At the three-sixteenths, it looked a two-horse race, between the two sons of Curlin.  Solomini still led; Good Magic had dead aim.  Bolt d’Oro, so imposing on paper, was gaining ground — but had been hung wide both turns, and it would take a herculean effort for him to find the front before the wire.

Approaching the furlong pole, Good Magic got his head in front, then his neck.  Solomini tried, but he could not match strides with his challenger.  Good Magic cruised away to a four-and-a-quarter-length victory.  He tasted victory for the first time on the biggest stage there was for a two-year-old dirt horse.  He became the first Curlin baby to win a Breeders’ Cup race, and the first maiden to take the Breeders’ Cup Juvenile.

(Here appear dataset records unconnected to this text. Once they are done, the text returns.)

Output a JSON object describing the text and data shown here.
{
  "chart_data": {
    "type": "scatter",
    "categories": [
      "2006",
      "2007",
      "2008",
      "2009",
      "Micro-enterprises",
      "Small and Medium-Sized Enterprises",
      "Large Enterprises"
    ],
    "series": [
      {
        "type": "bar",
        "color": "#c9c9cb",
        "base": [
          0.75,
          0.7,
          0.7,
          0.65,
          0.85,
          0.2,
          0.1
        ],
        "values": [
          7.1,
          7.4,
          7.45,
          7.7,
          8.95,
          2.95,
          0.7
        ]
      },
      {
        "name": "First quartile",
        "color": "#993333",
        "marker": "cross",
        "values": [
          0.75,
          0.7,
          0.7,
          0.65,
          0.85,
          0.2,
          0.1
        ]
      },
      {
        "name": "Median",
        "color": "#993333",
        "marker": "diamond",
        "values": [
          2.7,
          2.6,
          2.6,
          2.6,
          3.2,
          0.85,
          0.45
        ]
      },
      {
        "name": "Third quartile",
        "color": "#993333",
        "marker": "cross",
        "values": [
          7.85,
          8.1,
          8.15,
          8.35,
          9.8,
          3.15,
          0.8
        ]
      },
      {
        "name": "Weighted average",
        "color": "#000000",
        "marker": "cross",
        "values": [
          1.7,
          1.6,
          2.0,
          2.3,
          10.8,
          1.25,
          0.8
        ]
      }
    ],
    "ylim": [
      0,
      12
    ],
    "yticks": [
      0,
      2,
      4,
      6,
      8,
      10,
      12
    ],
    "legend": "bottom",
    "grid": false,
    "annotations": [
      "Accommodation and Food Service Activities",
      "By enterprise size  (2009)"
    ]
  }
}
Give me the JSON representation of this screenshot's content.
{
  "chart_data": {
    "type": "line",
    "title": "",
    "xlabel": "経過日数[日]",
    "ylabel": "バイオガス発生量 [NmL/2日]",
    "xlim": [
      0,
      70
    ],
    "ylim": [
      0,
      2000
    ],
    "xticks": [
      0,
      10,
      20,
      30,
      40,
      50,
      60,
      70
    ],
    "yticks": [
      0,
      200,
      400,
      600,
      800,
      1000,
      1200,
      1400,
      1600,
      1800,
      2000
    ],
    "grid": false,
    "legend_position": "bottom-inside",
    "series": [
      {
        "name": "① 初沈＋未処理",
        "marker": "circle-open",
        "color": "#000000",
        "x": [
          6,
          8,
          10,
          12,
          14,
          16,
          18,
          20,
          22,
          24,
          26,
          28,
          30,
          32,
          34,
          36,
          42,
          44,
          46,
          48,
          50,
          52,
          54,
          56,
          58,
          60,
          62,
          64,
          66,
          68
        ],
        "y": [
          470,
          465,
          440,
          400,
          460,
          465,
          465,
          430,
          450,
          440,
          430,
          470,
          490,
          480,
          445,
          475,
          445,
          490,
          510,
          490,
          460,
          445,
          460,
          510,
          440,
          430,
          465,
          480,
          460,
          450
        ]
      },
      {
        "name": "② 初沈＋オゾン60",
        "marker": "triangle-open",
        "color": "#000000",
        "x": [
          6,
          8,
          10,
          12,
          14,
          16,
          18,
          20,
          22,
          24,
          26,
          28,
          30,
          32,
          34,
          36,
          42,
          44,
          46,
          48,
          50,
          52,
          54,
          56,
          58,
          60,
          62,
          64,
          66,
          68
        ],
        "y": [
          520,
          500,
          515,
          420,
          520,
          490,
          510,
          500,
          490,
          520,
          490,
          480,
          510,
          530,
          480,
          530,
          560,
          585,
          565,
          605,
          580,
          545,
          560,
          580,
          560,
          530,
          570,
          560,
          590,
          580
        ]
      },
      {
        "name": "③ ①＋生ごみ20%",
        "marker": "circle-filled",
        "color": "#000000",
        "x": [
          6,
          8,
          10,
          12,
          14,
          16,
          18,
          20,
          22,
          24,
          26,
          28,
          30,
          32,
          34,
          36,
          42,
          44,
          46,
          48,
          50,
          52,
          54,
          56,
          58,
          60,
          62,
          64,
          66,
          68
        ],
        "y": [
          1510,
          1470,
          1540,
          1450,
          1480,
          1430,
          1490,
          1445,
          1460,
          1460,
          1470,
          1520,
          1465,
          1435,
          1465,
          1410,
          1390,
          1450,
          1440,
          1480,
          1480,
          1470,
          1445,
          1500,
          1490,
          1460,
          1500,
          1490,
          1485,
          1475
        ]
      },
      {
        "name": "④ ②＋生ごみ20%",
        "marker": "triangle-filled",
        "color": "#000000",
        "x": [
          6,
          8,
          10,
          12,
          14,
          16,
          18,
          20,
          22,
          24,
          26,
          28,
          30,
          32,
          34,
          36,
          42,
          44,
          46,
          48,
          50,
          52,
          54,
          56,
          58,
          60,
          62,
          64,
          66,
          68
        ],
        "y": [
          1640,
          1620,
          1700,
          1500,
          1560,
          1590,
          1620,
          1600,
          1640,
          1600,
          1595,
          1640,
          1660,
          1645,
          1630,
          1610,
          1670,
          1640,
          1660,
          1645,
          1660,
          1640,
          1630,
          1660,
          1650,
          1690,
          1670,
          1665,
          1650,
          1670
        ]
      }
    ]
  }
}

Solomini didn’t win, but he wasn’t done.  He had enough in reserve to hold by a length over a rallying Bolt d’Oro — not winning the race, but still turning the tables on the foe who had so definitively beaten him a month earlier.

Curlin now has a Breeders’ Cup winner, a Breeders’ Cup exacta…and, at least two horses who should be formidable on the Derby trail next year should they stay healthy and sound into the new year.